The story found in Luke also is in the 12th chapter of Matthew. There, Jesus is recorded as going a little further after saying, “Whoever is not with me is against me.”

“Therefore I tell you, people will be forgiven for every sin and blasphemy, but blasphemy against the Spirit will not be forgiven. Whoever speaks a word against the Son of Man will be forgiven, but whoever speaks against the Holy Spirit will not be forgiven, either in this age or in the age to come.” (Matthew 12:31-32.)

Here’s one way (my favorite way) to look at these passages. Jesus is patient with the undecided—to a point. Where people are seeking to understand salvation, doing good in the process, he wants to give them much leeway as they explore what it means to follow him.
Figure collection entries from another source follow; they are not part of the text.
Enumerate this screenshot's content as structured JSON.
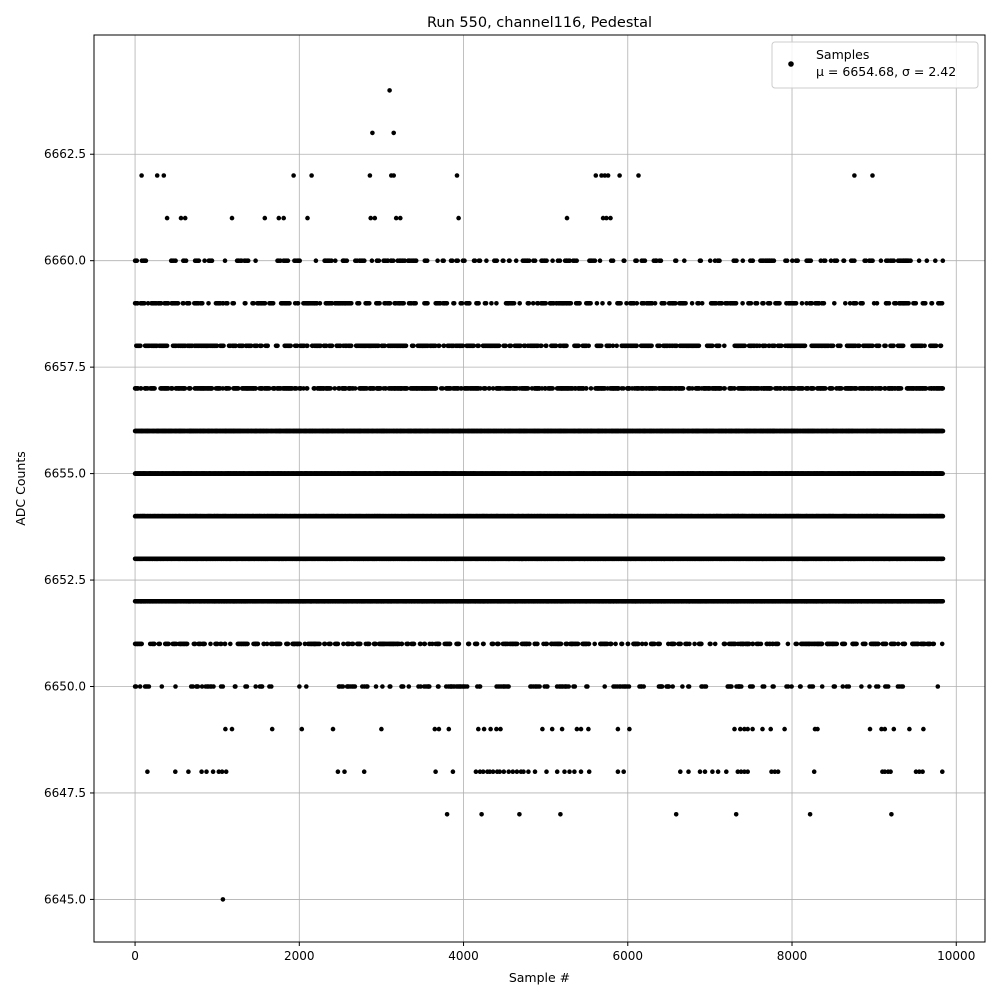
{
  "chart_data": {
    "type": "scatter",
    "title": "Run 550, channel116, Pedestal",
    "xlabel": "Sample #",
    "ylabel": "ADC Counts",
    "xlim": [
      -500,
      10350
    ],
    "ylim": [
      6644.0,
      6665.3
    ],
    "xticks": [
      0,
      2000,
      4000,
      6000,
      8000,
      10000
    ],
    "xtick_labels": [
      "0",
      "2000",
      "4000",
      "6000",
      "8000",
      "10000"
    ],
    "yticks": [
      6645.0,
      6647.5,
      6650.0,
      6652.5,
      6655.0,
      6657.5,
      6660.0,
      6662.5
    ],
    "ytick_labels": [
      "6645.0",
      "6647.5",
      "6650.0",
      "6652.5",
      "6655.0",
      "6657.5",
      "6660.0",
      "6662.5"
    ],
    "grid": true,
    "legend": {
      "placement": "top-right",
      "label": "Samples",
      "stats": "μ = 6654.68, σ = 2.42"
    },
    "marker_color": "#000000",
    "sample_range": [
      0,
      9840
    ],
    "levels": [
      {
        "y": 6664,
        "density": 0.0,
        "x": [
          3100
        ]
      },
      {
        "y": 6663,
        "density": 0.0,
        "x": [
          2890,
          3150
        ]
      },
      {
        "y": 6662,
        "density": 0.0,
        "x": [
          80,
          270,
          350,
          1930,
          2150,
          2860,
          3120,
          3150,
          3920,
          5610,
          5680,
          5720,
          5760,
          5900,
          6130,
          8760,
          8980
        ]
      },
      {
        "y": 6661,
        "density": 0.0,
        "x": [
          390,
          560,
          610,
          1180,
          1580,
          1750,
          1810,
          2100,
          2870,
          2920,
          3180,
          3230,
          3940,
          5260,
          5700,
          5740,
          5790
        ]
      },
      {
        "y": 6660,
        "density": 0.35
      },
      {
        "y": 6659,
        "density": 0.5
      },
      {
        "y": 6658,
        "density": 0.7
      },
      {
        "y": 6657,
        "density": 0.8
      },
      {
        "y": 6656,
        "density": 1.0
      },
      {
        "y": 6655,
        "density": 1.0
      },
      {
        "y": 6654,
        "density": 0.95
      },
      {
        "y": 6653,
        "density": 1.0
      },
      {
        "y": 6652,
        "density": 0.95
      },
      {
        "y": 6651,
        "density": 0.55
      },
      {
        "y": 6650,
        "density": 0.3
      },
      {
        "y": 6649,
        "density": 0.0,
        "x": [
          1100,
          1180,
          1670,
          2030,
          2410,
          3000,
          3650,
          3700,
          3820,
          4180,
          4250,
          4330,
          4400,
          4450,
          4960,
          5080,
          5200,
          5380,
          5430,
          5520,
          5880,
          6020,
          7300,
          7370,
          7420,
          7460,
          7520,
          7640,
          7740,
          7910,
          8280,
          8310,
          8950,
          9090,
          9130,
          9240,
          9430,
          9600
        ]
      },
      {
        "y": 6648,
        "density": 0.0,
        "x": [
          150,
          490,
          650,
          810,
          870,
          950,
          1020,
          1060,
          1110,
          2470,
          2550,
          2790,
          3660,
          3870,
          4150,
          4200,
          4240,
          4290,
          4320,
          4360,
          4410,
          4440,
          4490,
          4550,
          4600,
          4650,
          4700,
          4730,
          4790,
          4870,
          5010,
          5140,
          5230,
          5290,
          5350,
          5430,
          5530,
          5880,
          5950,
          6640,
          6740,
          6880,
          6940,
          7030,
          7100,
          7200,
          7340,
          7380,
          7420,
          7460,
          7750,
          7790,
          7830,
          8270,
          9100,
          9130,
          9170,
          9200,
          9510,
          9550,
          9590,
          9830
        ]
      },
      {
        "y": 6647,
        "density": 0.0,
        "x": [
          3800,
          4220,
          4680,
          5180,
          6590,
          7320,
          8220,
          9210
        ]
      },
      {
        "y": 6645,
        "density": 0.0,
        "x": [
          1070
        ]
      }
    ]
  }
}
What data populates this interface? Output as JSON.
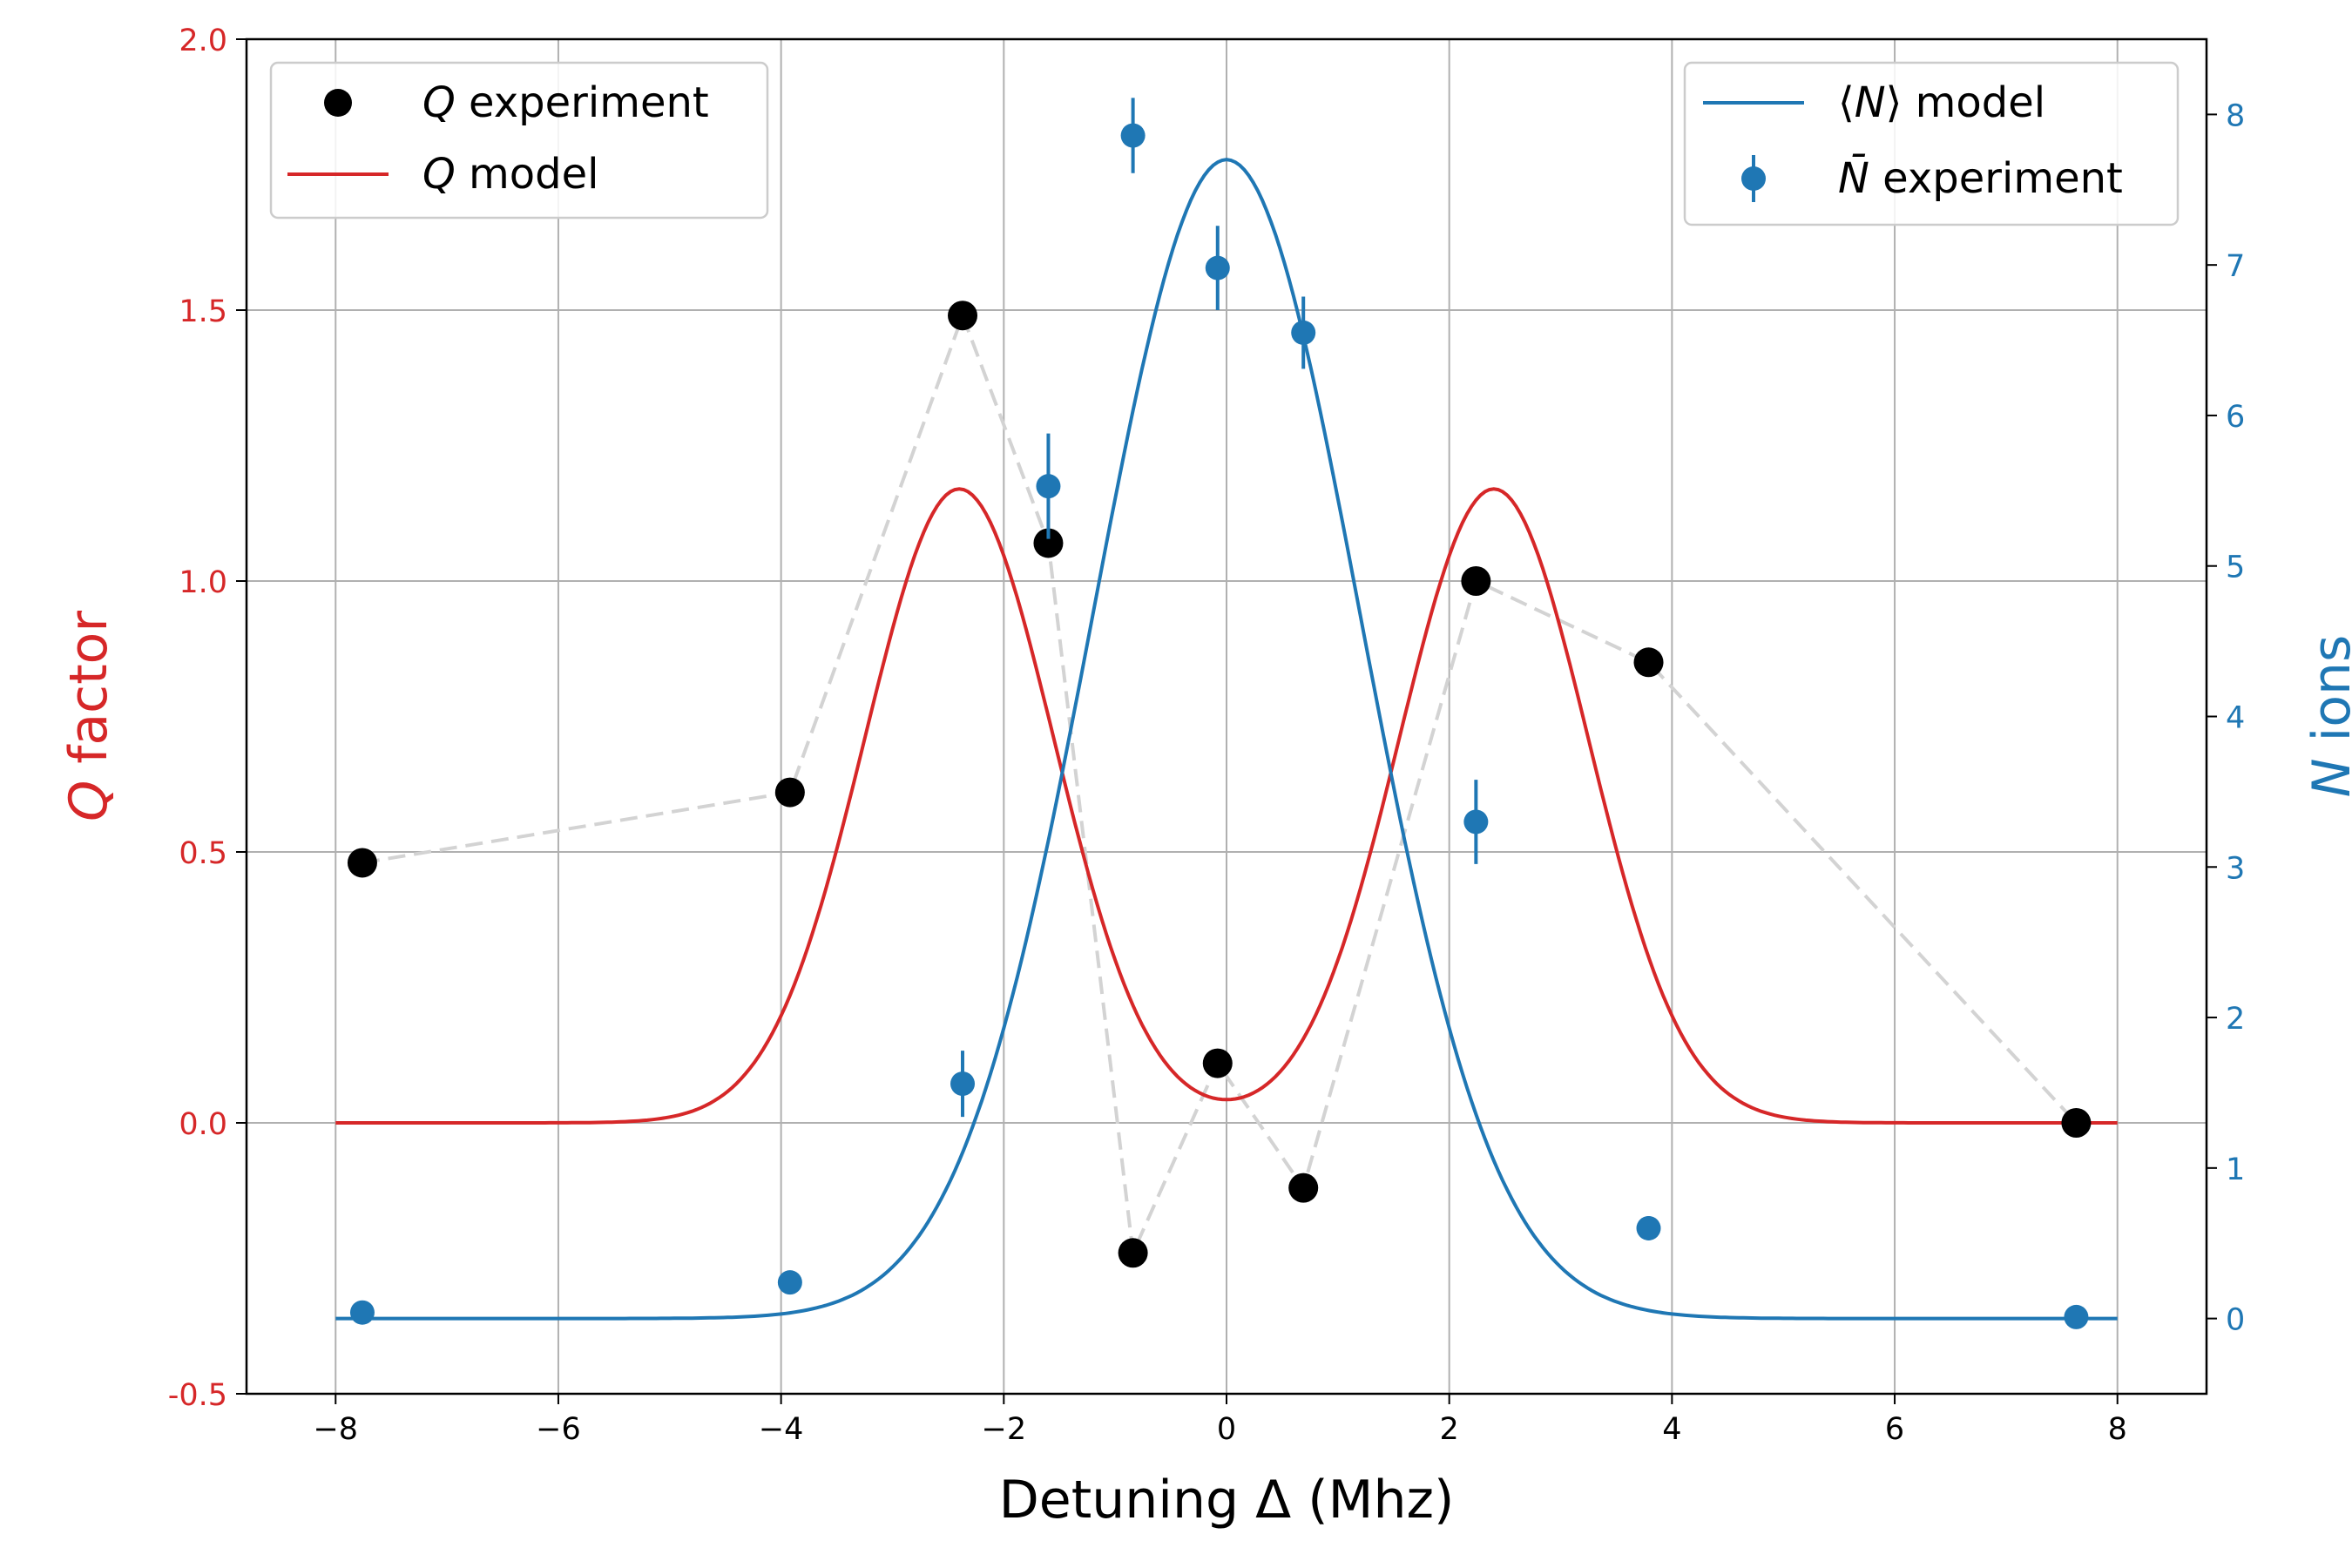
{
  "chart_data": {
    "type": "line",
    "xlabel": "Detuning Δ (Mhz)",
    "ylabel_left": {
      "pre": "Q",
      "post": " factor"
    },
    "ylabel_right": {
      "pre": "N",
      "post": " ions"
    },
    "xlim": [
      -8.8,
      8.8
    ],
    "ylim_left": [
      -0.5,
      2.0
    ],
    "ylim_right": [
      -0.5,
      8.5
    ],
    "x_ticks": [
      -8,
      -6,
      -4,
      -2,
      0,
      2,
      4,
      6,
      8
    ],
    "x_tick_labels": [
      "−8",
      "−6",
      "−4",
      "−2",
      "0",
      "2",
      "4",
      "6",
      "8"
    ],
    "y_left_ticks": [
      -0.5,
      0.0,
      0.5,
      1.0,
      1.5,
      2.0
    ],
    "y_left_tick_labels": [
      "-0.5",
      "0.0",
      "0.5",
      "1.0",
      "1.5",
      "2.0"
    ],
    "y_right_ticks": [
      0,
      1,
      2,
      3,
      4,
      5,
      6,
      7,
      8
    ],
    "y_right_tick_labels": [
      "0",
      "1",
      "2",
      "3",
      "4",
      "5",
      "6",
      "7",
      "8"
    ],
    "grid": true,
    "colors": {
      "left_axis": "#d62728",
      "right_axis": "#1f77b4",
      "q_experiment": "#000000",
      "connector": "#d3d3d3"
    },
    "q_experiment": {
      "x": [
        -7.76,
        -3.92,
        -2.37,
        -1.6,
        -0.84,
        -0.08,
        0.69,
        2.24,
        3.79,
        7.63
      ],
      "y": [
        0.48,
        0.61,
        1.49,
        1.07,
        -0.24,
        0.11,
        -0.12,
        1.0,
        0.85,
        0.0
      ]
    },
    "n_experiment": {
      "x": [
        -7.76,
        -3.92,
        -2.37,
        -1.6,
        -0.84,
        -0.08,
        0.69,
        2.24,
        3.79,
        7.63
      ],
      "y": [
        0.04,
        0.24,
        1.56,
        5.53,
        7.86,
        6.98,
        6.55,
        3.3,
        0.6,
        0.01
      ],
      "yerr": [
        0.0,
        0.0,
        0.22,
        0.35,
        0.25,
        0.28,
        0.24,
        0.28,
        0.08,
        0.0
      ]
    },
    "q_model": {
      "amplitude": 1.17,
      "center": 2.4,
      "width": 1.2,
      "baseline": 0.0,
      "x_range": [
        -8,
        8
      ]
    },
    "n_model": {
      "amplitude": 7.7,
      "width": 1.7,
      "x_range": [
        -8,
        8
      ]
    },
    "legend_left": {
      "position": "top-left",
      "entries": [
        {
          "pre": "Q",
          "post": " experiment"
        },
        {
          "pre": "Q",
          "post": " model"
        }
      ]
    },
    "legend_right": {
      "position": "top-right",
      "entries": [
        {
          "pre": "⟨",
          "mid": "N",
          "post": "⟩ model"
        },
        {
          "pre": "",
          "mid": "N̄",
          "post": " experiment"
        }
      ]
    }
  }
}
Simultaneously, Jesus expects people to be respectful when the Holy Spirit is at work driving back evil, healing, and lovingly providing what should be convincing evidence to the undecided about God’s grace. Flippant or sarcastic remarks from anyone in the presence of holy moments are unwise, amounting to active opposition to Christ’s mission.

To the undecided, I would say this: God is lovingly patient, but if you genuinely seek God, do so humbly and reverently. Take your search seriously. After all, what you seek would be by definition holy and eternal.

Lord, we thank you for the tremendous patience and love you show all of us. Grant continuing grace to those who wrestle with their unbelief, helping them toward salvation before the final chance to decide passes. Amen.